Bisogna riandare agli anni Novanta nel breve tempo in cui la città era governata dalla giunta Moretti-De Sio, con una maggioranza di pentapartito (Dc, Psi, Pri, Psdi, Pli) e il Pci (poi Pds) all’opposizione per la prima volta dal dopoguerra. Fra i progetti di punta della nuova amministrazione c’era appunto il recupero dell’ex colonia Murri, che doveva diventare un centro commerciale e di servizi avanzati affacciato sul lungomare della città. I giornali dell’epoca, facendo riferimento alla convenzione con Rimini & Rimini, parlano del primo tentativo di collaborazione fra pubblico e privato, un esperimento inedito (e forse per questa ragione contrastato).
Fra i consiglieri di opposizione del Pci-Pds sedeva anche Mario Ferri, di professione commercialista, che cominciò ben presto a sparare contro il progetto. Non tanto sulle cose da fare quanto, da commercialista, sulla fatturazione intercorsa fra Comune e Rimini & Rimini, a suo dire non corretta. Per tutto il 1991 si sviluppa un acceso dibattito che inevitabilmente non si ferma alle questioni fiscali ma investe il rapporto pubblico-privato, con l’accusa che la convenzione sarebbe stata tropo sbilanciata in favore degli interessi privati, e comprende anche le norme urbanistiche, in particolare il piano paesistico regionale, che sarebbe stato violato. Protagonista della battaglia contro la Murri è un altro consigliere comunale, Sergio Gambini, che ricopriva anche l’incarico di segretario del Pci-Pds. Se la Murri per l’amministrazione era una sorta di fiore all’occhiello, per la sinistra all’opposizione era il cavallo di battaglia principale contro la giunta di pentapartito.

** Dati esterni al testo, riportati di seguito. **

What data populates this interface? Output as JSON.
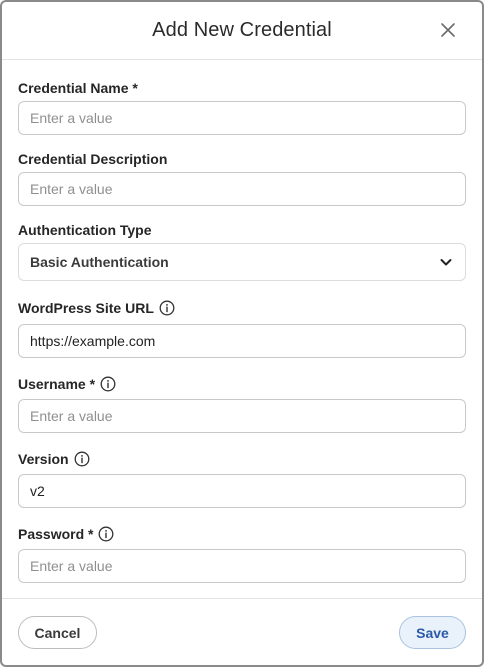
{
  "dialog": {
    "title": "Add New Credential"
  },
  "fields": {
    "credential_name": {
      "label": "Credential Name *",
      "value": "",
      "placeholder": "Enter a value"
    },
    "credential_description": {
      "label": "Credential Description",
      "value": "",
      "placeholder": "Enter a value"
    },
    "authentication_type": {
      "label": "Authentication Type",
      "selected": "Basic Authentication"
    },
    "site_url": {
      "label": "WordPress Site URL",
      "value": "https://example.com",
      "placeholder": ""
    },
    "username": {
      "label": "Username *",
      "value": "",
      "placeholder": "Enter a value"
    },
    "version": {
      "label": "Version",
      "value": "v2",
      "placeholder": ""
    },
    "password": {
      "label": "Password *",
      "value": "",
      "placeholder": "Enter a value"
    }
  },
  "footer": {
    "cancel_label": "Cancel",
    "save_label": "Save"
  },
  "icons": {
    "close": "close-icon",
    "info": "info-icon",
    "chevron": "chevron-down-icon"
  },
  "colors": {
    "save_text": "#2a5aa8",
    "save_bg": "#e9f1fb"
  }
}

Della faccenda finì per occuparsi anche la magistratura: il pm Roberto Sapio aprì un’inchiesta per abuso di ufficio. Nel gennaio del 1992 furono spediti 47 avvisi di garanzia a tutti gli amministratori e consiglieri comunali. Il magistrato sosteneva che non si doveva conferire l’incarico a Rimini & Rimini tramite trattativa privata, che la società aveva solo vantaggi e non oneri, che non c’era l’interesse pubblico visto che si trattava di creare un centro commerciale.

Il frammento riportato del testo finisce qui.